Since assuming office at the top of the year, Bolsonaro has enacted a series of environmental policies geared toward destroying the Amazon rainforest and opening the excavated land up to agribusiness and other developments. A climate change skeptic, he has continuously criticized the existence of indigenous lands, claiming they prevent Brazil from reaching its full economic potential.

In response to the National Institute for Space Research reporting an 84% increase in Amazon deforestation this year over last year and Brasilia’s unwillingness to combat it, German Environment Minister Svenja Schulze halted some €35 million ($38 million) in funds designated for sustainability projects in Brazil earlier this month. 

Norway reacted similarly days later by suspending its contributions to the country’s Amazon Fund, totaling around €29.8 million ($33 million), according to the Associated Press. 

Canadian author and journalist Arnold August joined Radio Sputnik’s By Any Means Necessary on Thursday to discuss Bolsonaro’s consistent rejection of science and what this may mean for the future of Brazil. 


August pointed out that proposed changes in Brazil’s environmental policy at the hands of Bolsonaro had been public knowledge since the start of his presidential campaign

“He has openly stated that he supports the Trump policy on climate change - that he will withdraw or not honor the Paris Agreement, which he has done since being elected,” the journalist told hosts Eugene Puryear and Sean Blackmon. “One of the main features of his environment policy … is to allow further exploitation of the Amazon region to mining and other companies.” 
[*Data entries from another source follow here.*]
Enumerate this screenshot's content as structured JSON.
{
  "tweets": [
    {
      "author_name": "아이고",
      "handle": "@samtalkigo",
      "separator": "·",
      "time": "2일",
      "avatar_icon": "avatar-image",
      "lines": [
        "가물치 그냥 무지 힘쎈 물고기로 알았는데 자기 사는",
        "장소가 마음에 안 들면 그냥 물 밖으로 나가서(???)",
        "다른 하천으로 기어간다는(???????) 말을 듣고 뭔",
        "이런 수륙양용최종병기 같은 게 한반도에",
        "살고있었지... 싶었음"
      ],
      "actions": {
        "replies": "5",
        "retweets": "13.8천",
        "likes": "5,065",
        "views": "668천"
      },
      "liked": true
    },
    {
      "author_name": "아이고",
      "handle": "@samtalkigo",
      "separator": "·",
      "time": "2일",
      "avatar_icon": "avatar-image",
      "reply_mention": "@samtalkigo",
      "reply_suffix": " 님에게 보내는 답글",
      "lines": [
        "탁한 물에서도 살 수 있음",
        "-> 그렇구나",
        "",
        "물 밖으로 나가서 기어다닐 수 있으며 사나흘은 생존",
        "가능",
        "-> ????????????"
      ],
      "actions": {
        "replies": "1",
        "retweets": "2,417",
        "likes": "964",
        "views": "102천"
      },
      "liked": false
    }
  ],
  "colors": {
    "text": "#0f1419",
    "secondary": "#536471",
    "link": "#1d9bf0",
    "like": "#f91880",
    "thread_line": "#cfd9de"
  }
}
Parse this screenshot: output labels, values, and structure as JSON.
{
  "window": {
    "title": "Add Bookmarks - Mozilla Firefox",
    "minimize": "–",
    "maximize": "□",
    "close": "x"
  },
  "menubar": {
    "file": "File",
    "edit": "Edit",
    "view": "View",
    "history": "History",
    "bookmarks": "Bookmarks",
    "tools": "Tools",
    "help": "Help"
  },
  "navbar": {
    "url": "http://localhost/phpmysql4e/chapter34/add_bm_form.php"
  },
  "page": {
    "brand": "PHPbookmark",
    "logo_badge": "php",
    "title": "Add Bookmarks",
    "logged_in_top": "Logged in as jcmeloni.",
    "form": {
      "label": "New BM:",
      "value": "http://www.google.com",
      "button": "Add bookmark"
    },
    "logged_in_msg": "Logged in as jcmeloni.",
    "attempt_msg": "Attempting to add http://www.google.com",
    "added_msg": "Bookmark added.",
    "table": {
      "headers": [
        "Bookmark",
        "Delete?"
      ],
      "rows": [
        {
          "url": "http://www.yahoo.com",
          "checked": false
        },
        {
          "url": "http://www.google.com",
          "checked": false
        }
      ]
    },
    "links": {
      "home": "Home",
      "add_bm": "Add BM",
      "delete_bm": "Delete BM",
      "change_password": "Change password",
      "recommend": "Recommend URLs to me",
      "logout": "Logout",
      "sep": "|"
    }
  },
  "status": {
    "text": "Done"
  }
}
Furthermore, August, referencing researchers and statistics, asserted Bolsonaro’s “deforestation policy is directly connected to the spike in forest fires.” 
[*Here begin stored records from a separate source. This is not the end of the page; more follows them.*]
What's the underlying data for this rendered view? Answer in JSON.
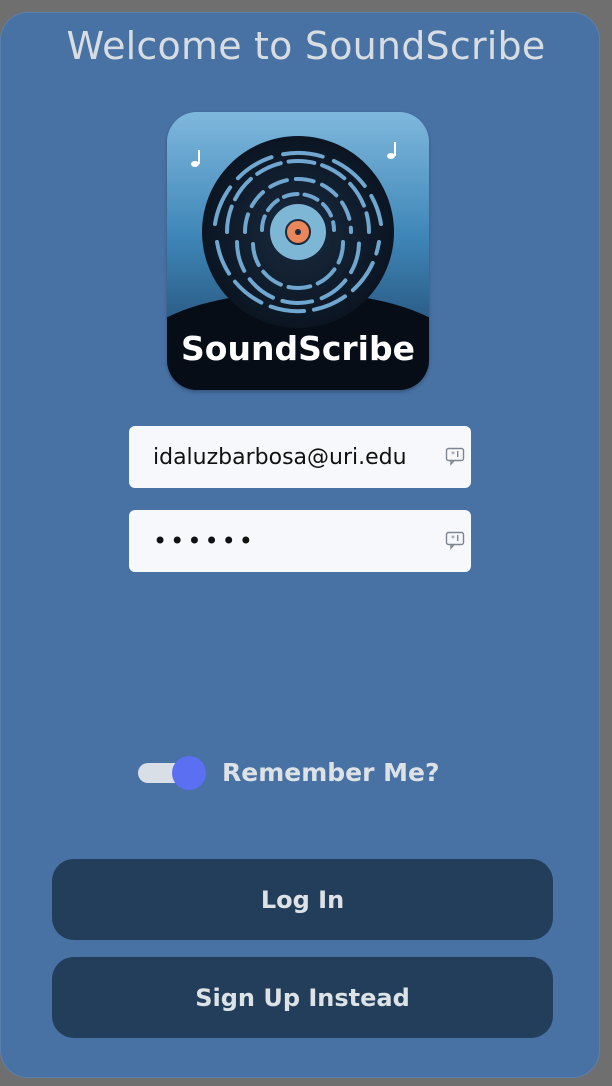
{
  "header": {
    "title": "Welcome to SoundScribe"
  },
  "logo": {
    "text": "SoundScribe"
  },
  "form": {
    "email_value": "idaluzbarbosa@uri.edu",
    "password_value": "••••••",
    "remember_label": "Remember Me?",
    "remember_checked": true
  },
  "actions": {
    "login_label": "Log In",
    "signup_label": "Sign Up Instead"
  },
  "colors": {
    "background": "#4871a4",
    "button": "#233e5a",
    "toggle_knob": "#5b6ff2"
  }
}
Bolsonaro, however, rejected similar claims on Wednesday, saying the fires were started by nonprofits angered by budget cuts. While drought is a key cause of Amazon wildfires, the Brazilian president maintained they were jump-started by humans “to draw attention against me, against the government of Brazil.”

It’s worth noting that wildfires have historically been illegally ignited by humans in the region in order to deforest land for cattle ranching, and it’s the opinion of some local indigenous tribes that ranchers are at least part of the cause of the present conflagration that is consuming their reservations.
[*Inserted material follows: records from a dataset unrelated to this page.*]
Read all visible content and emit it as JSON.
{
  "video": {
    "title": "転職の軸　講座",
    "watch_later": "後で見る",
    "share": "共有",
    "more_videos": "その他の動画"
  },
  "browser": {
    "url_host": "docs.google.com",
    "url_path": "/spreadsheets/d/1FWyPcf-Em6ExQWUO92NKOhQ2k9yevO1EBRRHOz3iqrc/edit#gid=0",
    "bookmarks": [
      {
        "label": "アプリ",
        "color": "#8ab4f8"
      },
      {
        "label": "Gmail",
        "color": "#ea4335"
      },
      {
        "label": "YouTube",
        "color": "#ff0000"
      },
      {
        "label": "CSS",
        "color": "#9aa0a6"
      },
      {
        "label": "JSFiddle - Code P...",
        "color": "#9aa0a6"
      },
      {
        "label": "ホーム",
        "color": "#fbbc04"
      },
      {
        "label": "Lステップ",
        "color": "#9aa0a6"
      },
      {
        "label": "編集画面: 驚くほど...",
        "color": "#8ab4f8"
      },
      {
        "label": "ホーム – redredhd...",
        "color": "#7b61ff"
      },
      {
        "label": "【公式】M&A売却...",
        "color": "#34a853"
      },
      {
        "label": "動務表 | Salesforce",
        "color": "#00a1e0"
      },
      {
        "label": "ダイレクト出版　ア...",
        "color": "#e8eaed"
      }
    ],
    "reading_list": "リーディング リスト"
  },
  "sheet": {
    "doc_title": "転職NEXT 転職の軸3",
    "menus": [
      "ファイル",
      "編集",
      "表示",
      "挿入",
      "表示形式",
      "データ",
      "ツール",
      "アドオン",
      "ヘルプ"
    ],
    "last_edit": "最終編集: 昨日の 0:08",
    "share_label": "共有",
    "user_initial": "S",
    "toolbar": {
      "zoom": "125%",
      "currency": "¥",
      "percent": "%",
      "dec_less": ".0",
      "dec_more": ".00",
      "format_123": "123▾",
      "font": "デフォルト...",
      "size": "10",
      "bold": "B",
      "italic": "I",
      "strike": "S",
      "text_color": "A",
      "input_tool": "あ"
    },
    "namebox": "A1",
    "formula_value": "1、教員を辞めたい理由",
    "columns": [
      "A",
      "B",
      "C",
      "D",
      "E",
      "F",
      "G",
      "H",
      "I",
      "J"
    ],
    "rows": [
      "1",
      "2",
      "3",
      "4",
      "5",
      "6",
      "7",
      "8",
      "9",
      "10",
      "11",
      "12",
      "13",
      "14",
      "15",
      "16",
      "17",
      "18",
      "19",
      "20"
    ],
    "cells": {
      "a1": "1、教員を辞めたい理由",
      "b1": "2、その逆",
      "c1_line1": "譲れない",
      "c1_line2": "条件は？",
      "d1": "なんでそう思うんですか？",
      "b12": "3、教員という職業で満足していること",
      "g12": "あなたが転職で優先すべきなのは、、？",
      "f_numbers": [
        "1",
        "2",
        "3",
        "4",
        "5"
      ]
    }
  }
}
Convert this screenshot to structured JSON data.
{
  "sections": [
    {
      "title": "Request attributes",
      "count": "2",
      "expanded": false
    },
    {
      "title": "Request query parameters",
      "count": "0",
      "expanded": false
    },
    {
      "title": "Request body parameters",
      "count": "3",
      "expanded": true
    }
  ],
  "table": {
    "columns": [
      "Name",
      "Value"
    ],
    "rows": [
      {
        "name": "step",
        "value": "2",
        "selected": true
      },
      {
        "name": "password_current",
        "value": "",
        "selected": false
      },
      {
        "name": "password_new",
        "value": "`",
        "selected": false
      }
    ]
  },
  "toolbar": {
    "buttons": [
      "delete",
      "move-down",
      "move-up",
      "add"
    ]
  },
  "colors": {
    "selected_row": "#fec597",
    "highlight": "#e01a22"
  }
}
“I think that he’s cornered, and he’s trying to get out of the situation by accusing others of something that he himself is responsible for,” August contended. 

In addition to wildfires brought on by deforestation, Brazil’s part of the global food chain is also being assaulted by pesticides. Within the past three months, over half a billion bees have died in the country - and once again, researchers link the alarming occurrence to Bolsonaro. 

A 2019 investigation conducted by Greenpeace’s environmental news team Unearthed found that the country has exhibited a 27% increase in pesticide use since Bolsonaro assumed office in January. In fact, Brazil has become the world’s leading purchaser of weed- and pest-killing chemicals.

Even with the Brazilian president receiving global pushback from environmental activist groups like Extinction Rebellion and added pressure from world leaders such as German Chancellor Angela Merkel, Bolsonaro remains set on not accepting responsibility for the environmental destruction that’s occurring.

These alarming environmental concerns, coupled with Bolsonaro’s coziness with US President Donald Trump - which almost resulted in a US military base and troops in Brazil - may do irreversible damage to the Latin American country. 

“Can the Brazilian people wait until 2021?” August questioned in reference to the country’s next presidential election.